If the target audience of a campaign is not composed of people who the lawyer has prior relationships (personal or business), the posts must further comply with all general regulations set forth in Rules 4-7.11 through 4-7.18 and 4-7.21.  All advertisements must also be filed for review under Rule 4-7.19 unless they are “tombstone” advertisements, the content of which is limited to the information listed in Rule 4-7.16 or 4-7.20. There are other exemptions to the requirement for filing, as you may see here.

Depending on the target audience of the campaign (or post), it may also have to comply with the requirements for direct electronic solicitations based on a January 31, 2020, decision of The Florida Bar Board of Governor. 

Posts that are targeted to people who have identified themselves with characteristics of prospective clients and are strictly displayed to them must comply with the requirements for targeted direct electronic media under Rule 4-7.18(b) and must be filed for review.

How about direct messaging?

Compliance with the regulations set forth in Rules 4-7.11 through 4-7.18 and 4-7.21 as well as additional requirements set forth in Rule 4-7.18(b) is also needed if invitations to view or link to the lawyer’s page on an unsolicited basis are sent directly to recipients who are not a current or former client, relative or otherwise has a prior professional relationship with the lawyer.

What are the rules for the lawyer’s page on networking sites?

The lawyer is only responsible for the information that he posts on his pages. Content posted by a third party is not his responsibility unless he prompts a third party to post it or uses it to circumvent the lawyer’s advertising rules.

In the case when a third-party-post on a lawyer’s page does not comply with the lawyer advertising rules, the information must be removed from the page. If the information is posted on a page that the lawyer has no control over, and he’s aware of it, the lawyer should ask the third party to remove the information. However, the lawyer is not responsible for it.

How does this apply to Twitter?

The lawyer’s page at Twitter must have access restricted to those who follow the lawyer. In this case, the information posted there is information at the request of a prospective client and is subject to the lawyer advertising rules, but is exempt from the filing requirement under Rule 4-7.20(e). 

What are the rules for the lawyer’s page on networking sites?

A page on a networking site, as well as a website of a lawyer or law firm, is not required to be filed with The Florida Bar for review. But, any banner advertisement posted by a lawyer on a social networking site is subject not only to the requirements of Rules 4-7.11 through 4-7.18 and 4-7.21 but also must be filed for review unless the content of the advertisement is limited to the safe harbor (tombstone) information listed in Rule 4-7.16. See Rules 4-7.19 and 4-7.20(a).

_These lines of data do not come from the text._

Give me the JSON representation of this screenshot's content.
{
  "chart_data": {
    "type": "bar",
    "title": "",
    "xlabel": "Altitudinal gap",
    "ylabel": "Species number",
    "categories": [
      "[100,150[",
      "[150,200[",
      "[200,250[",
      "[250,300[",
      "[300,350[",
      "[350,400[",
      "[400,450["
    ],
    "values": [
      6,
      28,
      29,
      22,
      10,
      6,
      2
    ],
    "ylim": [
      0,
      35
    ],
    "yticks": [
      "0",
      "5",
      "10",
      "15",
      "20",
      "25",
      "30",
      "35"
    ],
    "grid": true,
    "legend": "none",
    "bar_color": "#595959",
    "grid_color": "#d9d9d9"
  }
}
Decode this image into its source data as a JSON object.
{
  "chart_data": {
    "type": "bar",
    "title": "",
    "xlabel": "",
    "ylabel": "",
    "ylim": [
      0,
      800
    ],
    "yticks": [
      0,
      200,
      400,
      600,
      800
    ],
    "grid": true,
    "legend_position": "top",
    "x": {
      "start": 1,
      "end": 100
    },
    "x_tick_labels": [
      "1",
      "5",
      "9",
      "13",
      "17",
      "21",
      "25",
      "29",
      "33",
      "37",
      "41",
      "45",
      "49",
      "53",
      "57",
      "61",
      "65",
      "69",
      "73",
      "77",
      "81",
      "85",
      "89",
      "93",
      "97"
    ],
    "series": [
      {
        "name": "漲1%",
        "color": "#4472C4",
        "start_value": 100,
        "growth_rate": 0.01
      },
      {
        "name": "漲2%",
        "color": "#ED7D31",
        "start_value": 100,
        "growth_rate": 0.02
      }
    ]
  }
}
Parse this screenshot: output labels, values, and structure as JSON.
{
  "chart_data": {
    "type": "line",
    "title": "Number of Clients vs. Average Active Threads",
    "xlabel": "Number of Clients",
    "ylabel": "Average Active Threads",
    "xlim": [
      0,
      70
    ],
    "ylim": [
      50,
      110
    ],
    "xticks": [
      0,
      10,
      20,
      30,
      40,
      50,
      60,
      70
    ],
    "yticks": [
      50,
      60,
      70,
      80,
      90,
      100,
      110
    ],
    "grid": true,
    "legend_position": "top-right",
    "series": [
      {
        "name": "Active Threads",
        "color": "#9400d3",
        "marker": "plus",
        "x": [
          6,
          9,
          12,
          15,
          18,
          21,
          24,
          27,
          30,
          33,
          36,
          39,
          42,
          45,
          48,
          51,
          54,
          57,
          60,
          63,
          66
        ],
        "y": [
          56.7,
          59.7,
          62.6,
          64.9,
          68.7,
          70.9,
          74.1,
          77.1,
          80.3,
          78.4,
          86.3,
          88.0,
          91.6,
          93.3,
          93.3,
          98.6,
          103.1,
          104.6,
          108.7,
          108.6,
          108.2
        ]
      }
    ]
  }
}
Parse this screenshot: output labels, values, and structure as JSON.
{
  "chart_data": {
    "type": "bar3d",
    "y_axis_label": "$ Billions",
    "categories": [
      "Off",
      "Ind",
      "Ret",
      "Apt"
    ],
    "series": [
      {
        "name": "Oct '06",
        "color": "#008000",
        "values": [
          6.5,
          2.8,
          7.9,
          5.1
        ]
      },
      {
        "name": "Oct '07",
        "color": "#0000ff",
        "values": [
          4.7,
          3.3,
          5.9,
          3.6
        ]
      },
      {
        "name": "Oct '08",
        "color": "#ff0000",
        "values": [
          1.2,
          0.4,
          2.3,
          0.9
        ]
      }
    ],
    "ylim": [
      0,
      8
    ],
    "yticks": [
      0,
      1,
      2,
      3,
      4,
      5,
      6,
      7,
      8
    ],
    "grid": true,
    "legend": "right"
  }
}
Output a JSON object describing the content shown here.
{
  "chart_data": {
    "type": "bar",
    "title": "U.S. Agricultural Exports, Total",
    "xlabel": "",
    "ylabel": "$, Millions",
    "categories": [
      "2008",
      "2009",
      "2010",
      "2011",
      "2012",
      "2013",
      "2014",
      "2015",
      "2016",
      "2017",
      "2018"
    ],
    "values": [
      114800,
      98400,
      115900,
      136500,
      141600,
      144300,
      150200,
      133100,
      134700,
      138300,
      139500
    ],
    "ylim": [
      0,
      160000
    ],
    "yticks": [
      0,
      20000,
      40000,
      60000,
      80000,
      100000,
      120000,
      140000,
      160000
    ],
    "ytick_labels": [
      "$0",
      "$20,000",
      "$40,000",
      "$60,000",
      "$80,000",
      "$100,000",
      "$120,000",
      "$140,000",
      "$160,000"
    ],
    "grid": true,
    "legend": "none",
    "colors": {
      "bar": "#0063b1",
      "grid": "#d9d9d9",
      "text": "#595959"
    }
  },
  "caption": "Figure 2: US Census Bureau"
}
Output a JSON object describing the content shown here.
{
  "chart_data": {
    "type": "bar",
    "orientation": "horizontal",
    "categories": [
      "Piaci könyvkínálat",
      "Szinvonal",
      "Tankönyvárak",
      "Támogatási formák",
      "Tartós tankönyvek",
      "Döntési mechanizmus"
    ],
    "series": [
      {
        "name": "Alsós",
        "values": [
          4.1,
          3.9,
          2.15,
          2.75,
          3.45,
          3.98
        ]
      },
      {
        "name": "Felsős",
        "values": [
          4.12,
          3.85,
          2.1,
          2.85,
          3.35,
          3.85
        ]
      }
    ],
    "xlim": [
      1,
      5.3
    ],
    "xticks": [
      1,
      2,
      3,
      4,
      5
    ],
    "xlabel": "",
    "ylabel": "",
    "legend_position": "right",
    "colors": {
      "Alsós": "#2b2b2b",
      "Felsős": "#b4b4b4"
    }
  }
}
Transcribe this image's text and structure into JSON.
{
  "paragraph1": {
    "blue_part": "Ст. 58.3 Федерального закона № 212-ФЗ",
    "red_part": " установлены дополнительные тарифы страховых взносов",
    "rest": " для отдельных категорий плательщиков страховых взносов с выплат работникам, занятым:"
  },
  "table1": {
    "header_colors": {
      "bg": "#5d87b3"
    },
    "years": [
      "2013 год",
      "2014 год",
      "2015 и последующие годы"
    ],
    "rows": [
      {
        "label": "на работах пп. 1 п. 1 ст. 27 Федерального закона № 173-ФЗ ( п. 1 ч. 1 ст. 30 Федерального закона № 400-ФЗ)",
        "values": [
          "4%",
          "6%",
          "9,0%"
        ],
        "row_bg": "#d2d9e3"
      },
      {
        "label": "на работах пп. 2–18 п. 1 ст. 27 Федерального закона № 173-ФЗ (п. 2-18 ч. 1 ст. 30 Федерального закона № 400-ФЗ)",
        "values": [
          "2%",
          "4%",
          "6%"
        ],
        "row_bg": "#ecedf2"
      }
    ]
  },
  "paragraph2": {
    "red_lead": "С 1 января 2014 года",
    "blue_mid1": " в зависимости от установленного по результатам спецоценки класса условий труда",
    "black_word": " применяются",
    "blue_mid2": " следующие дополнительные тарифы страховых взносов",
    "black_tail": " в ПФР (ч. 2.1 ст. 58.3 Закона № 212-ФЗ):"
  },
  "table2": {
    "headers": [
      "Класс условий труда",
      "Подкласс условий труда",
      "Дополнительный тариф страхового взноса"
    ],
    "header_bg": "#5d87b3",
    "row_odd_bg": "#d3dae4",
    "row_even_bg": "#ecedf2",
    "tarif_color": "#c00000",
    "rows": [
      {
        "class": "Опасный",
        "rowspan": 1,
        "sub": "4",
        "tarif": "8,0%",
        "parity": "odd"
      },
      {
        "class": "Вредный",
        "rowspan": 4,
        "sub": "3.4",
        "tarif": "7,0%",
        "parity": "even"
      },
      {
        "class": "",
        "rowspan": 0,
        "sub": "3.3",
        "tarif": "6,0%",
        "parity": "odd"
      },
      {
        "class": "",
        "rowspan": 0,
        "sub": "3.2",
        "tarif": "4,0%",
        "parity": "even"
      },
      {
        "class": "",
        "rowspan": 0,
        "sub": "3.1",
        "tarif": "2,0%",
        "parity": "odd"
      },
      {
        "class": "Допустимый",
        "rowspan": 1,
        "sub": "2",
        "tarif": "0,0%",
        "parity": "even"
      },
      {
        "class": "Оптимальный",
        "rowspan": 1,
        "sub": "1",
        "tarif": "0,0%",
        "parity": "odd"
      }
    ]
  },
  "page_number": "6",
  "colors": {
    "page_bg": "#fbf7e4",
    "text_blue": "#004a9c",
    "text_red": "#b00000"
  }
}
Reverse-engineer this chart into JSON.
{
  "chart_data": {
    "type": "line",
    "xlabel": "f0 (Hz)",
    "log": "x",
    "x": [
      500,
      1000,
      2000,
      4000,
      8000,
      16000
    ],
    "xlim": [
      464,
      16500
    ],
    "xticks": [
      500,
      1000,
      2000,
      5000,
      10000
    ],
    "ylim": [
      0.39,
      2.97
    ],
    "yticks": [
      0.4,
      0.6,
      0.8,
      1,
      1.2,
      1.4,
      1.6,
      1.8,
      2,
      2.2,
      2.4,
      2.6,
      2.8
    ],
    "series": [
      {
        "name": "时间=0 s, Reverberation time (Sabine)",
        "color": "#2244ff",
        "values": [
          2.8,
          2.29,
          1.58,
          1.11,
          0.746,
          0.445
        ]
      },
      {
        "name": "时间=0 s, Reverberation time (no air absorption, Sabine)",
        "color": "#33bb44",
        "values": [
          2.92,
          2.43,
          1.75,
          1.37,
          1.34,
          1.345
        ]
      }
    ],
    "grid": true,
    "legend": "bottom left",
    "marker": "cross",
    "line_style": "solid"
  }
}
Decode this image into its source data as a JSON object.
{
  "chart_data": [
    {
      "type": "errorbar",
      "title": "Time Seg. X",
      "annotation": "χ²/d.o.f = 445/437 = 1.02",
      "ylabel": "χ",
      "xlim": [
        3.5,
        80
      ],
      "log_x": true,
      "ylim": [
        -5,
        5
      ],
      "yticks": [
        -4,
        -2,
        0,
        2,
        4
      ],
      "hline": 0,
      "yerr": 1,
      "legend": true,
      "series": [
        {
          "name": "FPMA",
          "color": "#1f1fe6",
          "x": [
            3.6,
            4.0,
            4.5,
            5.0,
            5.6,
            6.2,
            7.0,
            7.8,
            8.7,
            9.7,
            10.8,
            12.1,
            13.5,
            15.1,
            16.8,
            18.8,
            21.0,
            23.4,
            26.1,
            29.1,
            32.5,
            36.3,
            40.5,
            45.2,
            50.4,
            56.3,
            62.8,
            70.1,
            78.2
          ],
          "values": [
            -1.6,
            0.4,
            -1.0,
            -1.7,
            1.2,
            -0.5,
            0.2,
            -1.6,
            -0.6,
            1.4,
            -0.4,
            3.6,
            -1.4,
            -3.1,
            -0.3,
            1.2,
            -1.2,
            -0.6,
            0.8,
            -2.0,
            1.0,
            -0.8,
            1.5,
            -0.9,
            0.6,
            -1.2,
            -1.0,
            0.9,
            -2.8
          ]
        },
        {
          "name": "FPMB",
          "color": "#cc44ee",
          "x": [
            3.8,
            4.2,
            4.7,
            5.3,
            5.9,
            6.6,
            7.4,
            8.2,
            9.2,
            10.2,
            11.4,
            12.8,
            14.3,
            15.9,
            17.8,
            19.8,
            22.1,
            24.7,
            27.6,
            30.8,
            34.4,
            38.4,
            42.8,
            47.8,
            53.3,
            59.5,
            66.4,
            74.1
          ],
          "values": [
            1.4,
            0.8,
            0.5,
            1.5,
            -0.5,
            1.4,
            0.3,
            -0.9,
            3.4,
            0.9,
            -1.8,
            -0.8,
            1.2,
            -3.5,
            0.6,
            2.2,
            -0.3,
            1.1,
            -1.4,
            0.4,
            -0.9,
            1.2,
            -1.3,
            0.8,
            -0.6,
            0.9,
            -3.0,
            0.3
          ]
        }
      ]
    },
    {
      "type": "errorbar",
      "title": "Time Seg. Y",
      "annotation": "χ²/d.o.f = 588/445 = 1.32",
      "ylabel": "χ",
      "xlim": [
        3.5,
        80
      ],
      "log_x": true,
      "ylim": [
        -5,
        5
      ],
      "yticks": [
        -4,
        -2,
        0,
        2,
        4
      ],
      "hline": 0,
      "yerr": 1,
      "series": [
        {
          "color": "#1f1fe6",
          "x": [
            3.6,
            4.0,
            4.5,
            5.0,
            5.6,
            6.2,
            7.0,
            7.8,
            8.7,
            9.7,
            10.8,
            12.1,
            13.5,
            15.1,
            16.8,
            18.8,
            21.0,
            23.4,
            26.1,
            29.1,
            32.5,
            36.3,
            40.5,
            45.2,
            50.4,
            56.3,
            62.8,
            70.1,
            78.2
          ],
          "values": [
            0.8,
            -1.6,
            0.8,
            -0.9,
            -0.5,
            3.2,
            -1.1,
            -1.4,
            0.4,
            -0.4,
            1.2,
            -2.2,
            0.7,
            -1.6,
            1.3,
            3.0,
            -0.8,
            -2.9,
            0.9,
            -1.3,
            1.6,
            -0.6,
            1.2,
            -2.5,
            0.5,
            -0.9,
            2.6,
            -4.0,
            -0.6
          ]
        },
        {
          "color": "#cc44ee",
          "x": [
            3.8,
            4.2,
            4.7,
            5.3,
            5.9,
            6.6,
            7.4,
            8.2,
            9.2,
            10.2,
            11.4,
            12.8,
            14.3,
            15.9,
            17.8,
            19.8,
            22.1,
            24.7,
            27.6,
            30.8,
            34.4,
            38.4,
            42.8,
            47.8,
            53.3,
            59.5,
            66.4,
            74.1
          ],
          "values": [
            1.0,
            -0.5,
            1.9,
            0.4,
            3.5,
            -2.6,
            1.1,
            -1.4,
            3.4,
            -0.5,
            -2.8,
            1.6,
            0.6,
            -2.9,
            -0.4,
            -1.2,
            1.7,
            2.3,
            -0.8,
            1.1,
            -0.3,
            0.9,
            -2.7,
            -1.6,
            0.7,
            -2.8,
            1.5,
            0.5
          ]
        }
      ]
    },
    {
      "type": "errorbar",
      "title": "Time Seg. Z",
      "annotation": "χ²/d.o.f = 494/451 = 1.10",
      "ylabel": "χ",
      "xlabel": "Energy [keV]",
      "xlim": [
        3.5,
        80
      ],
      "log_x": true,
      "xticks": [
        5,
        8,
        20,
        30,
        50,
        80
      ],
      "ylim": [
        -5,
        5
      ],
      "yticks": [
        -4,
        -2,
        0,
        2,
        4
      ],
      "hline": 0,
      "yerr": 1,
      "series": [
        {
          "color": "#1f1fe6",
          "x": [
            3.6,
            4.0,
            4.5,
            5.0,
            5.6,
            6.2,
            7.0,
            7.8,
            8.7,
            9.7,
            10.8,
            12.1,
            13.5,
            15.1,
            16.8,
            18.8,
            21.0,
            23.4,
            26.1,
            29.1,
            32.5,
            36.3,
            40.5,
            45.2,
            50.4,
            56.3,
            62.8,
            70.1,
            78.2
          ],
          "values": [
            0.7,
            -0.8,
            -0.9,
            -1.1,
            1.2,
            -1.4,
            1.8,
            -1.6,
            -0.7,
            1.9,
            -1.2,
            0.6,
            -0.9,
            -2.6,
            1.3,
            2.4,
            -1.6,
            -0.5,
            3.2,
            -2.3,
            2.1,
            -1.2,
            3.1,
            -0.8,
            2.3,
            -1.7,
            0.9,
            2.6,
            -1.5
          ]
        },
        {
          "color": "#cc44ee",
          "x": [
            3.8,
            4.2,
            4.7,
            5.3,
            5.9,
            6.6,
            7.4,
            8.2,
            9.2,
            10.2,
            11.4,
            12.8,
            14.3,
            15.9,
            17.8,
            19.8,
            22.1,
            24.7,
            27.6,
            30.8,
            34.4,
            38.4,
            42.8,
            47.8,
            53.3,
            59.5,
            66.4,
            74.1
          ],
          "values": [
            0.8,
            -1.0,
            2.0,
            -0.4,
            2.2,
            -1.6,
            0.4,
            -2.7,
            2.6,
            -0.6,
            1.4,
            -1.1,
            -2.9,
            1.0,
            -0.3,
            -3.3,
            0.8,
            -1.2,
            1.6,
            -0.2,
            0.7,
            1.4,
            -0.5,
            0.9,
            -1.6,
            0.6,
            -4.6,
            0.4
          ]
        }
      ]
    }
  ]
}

Social Media sites are an important means to communicate with potential clients and stay in touch with past business clients.  Utilized correctly, these sites can help law firms build credibility, increase brand awareness, and attract new clients.  Law firms need to have someone familiar with the specific rules and regulations in the Florida Bar’s Handbook of Lawyer Advertising and Solicitation in order to implement a compliant and successful social media campaign.